Fram downtime 11th – 12th May 2022

[UPDATE, 2022-05-13 08:00] The maintenance stop is over. There may still be some file system issues. Please report via regular support channels

[UPDATE, 2022-05-11 08:00] The maintenance stop has now started.

The will be a maintenance of the storage system on the Fram supercomputer. The cluster will be unavailable from the 11th of May at 08:00 until the 12th of May at 20:00.

Fram downtime 23rd – 24th February

[Update, 2022-02-24 22:30]: The maintenance is over and Fram is in production again. Thank you for your patience!

[Update, 2022-02-24 20:30]: The maintenance is taking a little longer than planned. We plan to get back into production at 22:00.

[Update, 2022-02-23 12:00]: The maintenance stop has now begun.

Fram supercomputer will be unavailable due to maintenance on the cooling system from February 23rd 12:00 until 24th 20:00

If time allows it we will also upgrade whole or parts/components of the storage system, including file system clients (compute nodes)

Downtime Betzy, 6th December 08:00 until 9th December 20:00

There will be a scheduled downtime for Betzy lasting three days starting on Monday 6th December at 08:00. Downtime will last until Thursday 9th, 20:00.

During the downtime we will conduct:

  • Full upgrade of the Lustre filesystem (both servers and clients)
  • Full upgrade of the infiniband firmware
  • Full upgrade of the Mellanox infiniband drivers
  • minor updates to other parts of the system (Slurm, configs, etc)
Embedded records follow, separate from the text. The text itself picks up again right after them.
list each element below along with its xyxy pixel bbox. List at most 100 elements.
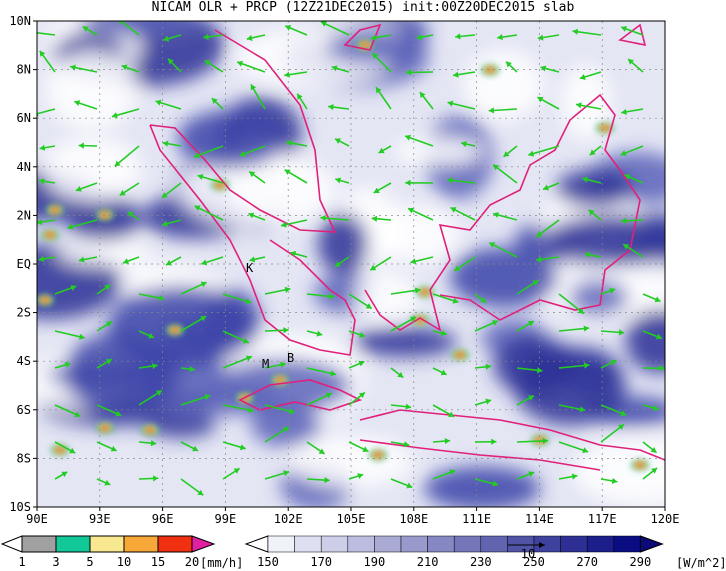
arrow-head <box>104 479 111 486</box>
cb-label: 250 <box>523 555 545 569</box>
arrow-head <box>542 437 548 444</box>
wind-vectors <box>24 21 665 496</box>
arrow-head <box>611 477 618 484</box>
lon-label: 108E <box>399 512 428 526</box>
cloud <box>560 64 612 140</box>
place-label: K <box>246 261 254 275</box>
arrow-head <box>24 29 29 35</box>
arrow-head <box>579 406 586 413</box>
lon-label: 117E <box>588 512 617 526</box>
arrow-head <box>242 337 249 344</box>
arrow-head <box>403 441 410 448</box>
cloud <box>81 21 200 37</box>
lat-label: 10N <box>9 14 31 28</box>
cb-box <box>294 535 322 553</box>
cloud <box>203 289 261 352</box>
lat-label: 8N <box>17 63 31 77</box>
arrow-head <box>152 475 159 482</box>
cloud <box>57 241 154 266</box>
arrow-head <box>492 480 499 487</box>
arrow-head <box>75 185 82 192</box>
lon-label: 120E <box>651 512 680 526</box>
place-label: B <box>287 351 294 365</box>
wind-arrow <box>222 355 253 369</box>
arrow-head <box>250 84 257 91</box>
arrow-head <box>123 258 129 265</box>
arrow-head <box>189 366 195 373</box>
arrow-head <box>119 189 126 196</box>
arrow-head <box>246 34 253 41</box>
rain-cell <box>217 183 223 187</box>
lat-label: 2N <box>17 208 31 222</box>
arrow-head <box>249 171 256 178</box>
cb-label: 210 <box>417 555 439 569</box>
arrow-head <box>194 205 201 211</box>
arrow-head <box>503 151 510 157</box>
arrow-head <box>330 370 337 377</box>
arrow-head <box>69 447 76 454</box>
arrow-head <box>416 34 423 41</box>
arrow-head <box>237 60 244 67</box>
arrow-head <box>528 471 535 478</box>
cloud <box>179 153 337 226</box>
arrow-head <box>74 100 81 107</box>
arrow-head <box>656 333 662 340</box>
arrow-head <box>325 392 332 399</box>
arrow-head <box>376 87 382 94</box>
arrow-head <box>115 410 122 417</box>
arrow-head <box>359 331 365 338</box>
arrow-head <box>248 406 254 414</box>
arrow-head <box>454 265 461 271</box>
arrow-head <box>245 298 252 305</box>
arrow-head <box>285 25 292 31</box>
arrow-head <box>628 59 634 65</box>
ref-label: 10 <box>521 547 535 561</box>
lat-label: 8S <box>17 451 31 465</box>
cloud <box>354 272 419 321</box>
arrow-head <box>192 445 199 452</box>
cb-label: 290 <box>630 555 652 569</box>
arrow-head <box>621 108 627 115</box>
cloud <box>556 169 634 208</box>
cloud <box>147 411 216 438</box>
cloud <box>545 214 665 265</box>
arrow-head <box>331 65 338 72</box>
arrow-head <box>589 149 596 156</box>
arrow-head <box>39 144 46 151</box>
lon-label: 102E <box>274 512 303 526</box>
arrow-head <box>280 361 286 368</box>
arrow-head <box>372 53 379 59</box>
arrow-head <box>111 112 118 119</box>
cb-unit: [W/m^2] <box>676 556 726 570</box>
wind-arrow <box>528 145 560 156</box>
cb-box <box>374 535 402 553</box>
arrow-head <box>79 333 85 340</box>
arrow-head <box>378 147 385 154</box>
arrow-head <box>283 327 289 334</box>
arrow-head <box>528 150 535 157</box>
arrow-head <box>650 447 657 453</box>
arrow-head <box>64 361 71 368</box>
arrow-head <box>204 394 211 401</box>
cb-box <box>400 535 428 553</box>
cb-box <box>560 535 588 553</box>
arrow-head <box>245 355 252 362</box>
arrow-head <box>618 329 625 336</box>
cloud <box>393 136 484 166</box>
arrow-head <box>582 176 588 183</box>
cb-label: 3 <box>52 555 59 569</box>
arrow-head <box>286 139 292 147</box>
arrow-head <box>211 98 218 104</box>
arrow-head <box>493 164 500 171</box>
arrow-head <box>114 160 121 167</box>
arrow-head <box>414 287 421 294</box>
arrow-head <box>440 330 447 337</box>
title: NICAM OLR + PRCP (12Z21DEC2015) init:00Z… <box>152 0 575 15</box>
arrow-head <box>284 286 291 293</box>
arrow-head <box>155 99 162 106</box>
arrow-head <box>373 187 380 193</box>
cb-label: 20 <box>185 555 199 569</box>
arrow-head <box>623 244 630 250</box>
arrow-head <box>651 468 658 474</box>
arrow-head <box>461 141 467 148</box>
Please be aware that this does also affect the storage services recently moved from NIRD to Betzy.

We apologize for the inconvenience

Update 08.12.2021 18:00 : Betzy downtime is over, and system is open for users. All planned update is performed .

[Solved] Saga file system performance issue

We’re aware of ongoing issues with the file system performance on Saga and are investigating the cause. This also affects logging in to Saga, where the terminal will hang waiting for a prompt.

Updates will be provided in this post as soon as we have more information to share.

Sorry for the inconvenience.

Update 2021-07-15, 16:33: The issue was identified as a faulty connection between the storage server and the cluster. Performance should be back to normal, but we will monitor the system a bit more before declaring it healthy.
Update 2021-07-14, 15:00: We’ve discovered some faulty drives that are currently being swapped. We hope that the performance will improve once these are in production again.
Update 2021-07-13, 10:03: The file system is a bit more stable now, but we’re still looking into the cause for the degraded performance.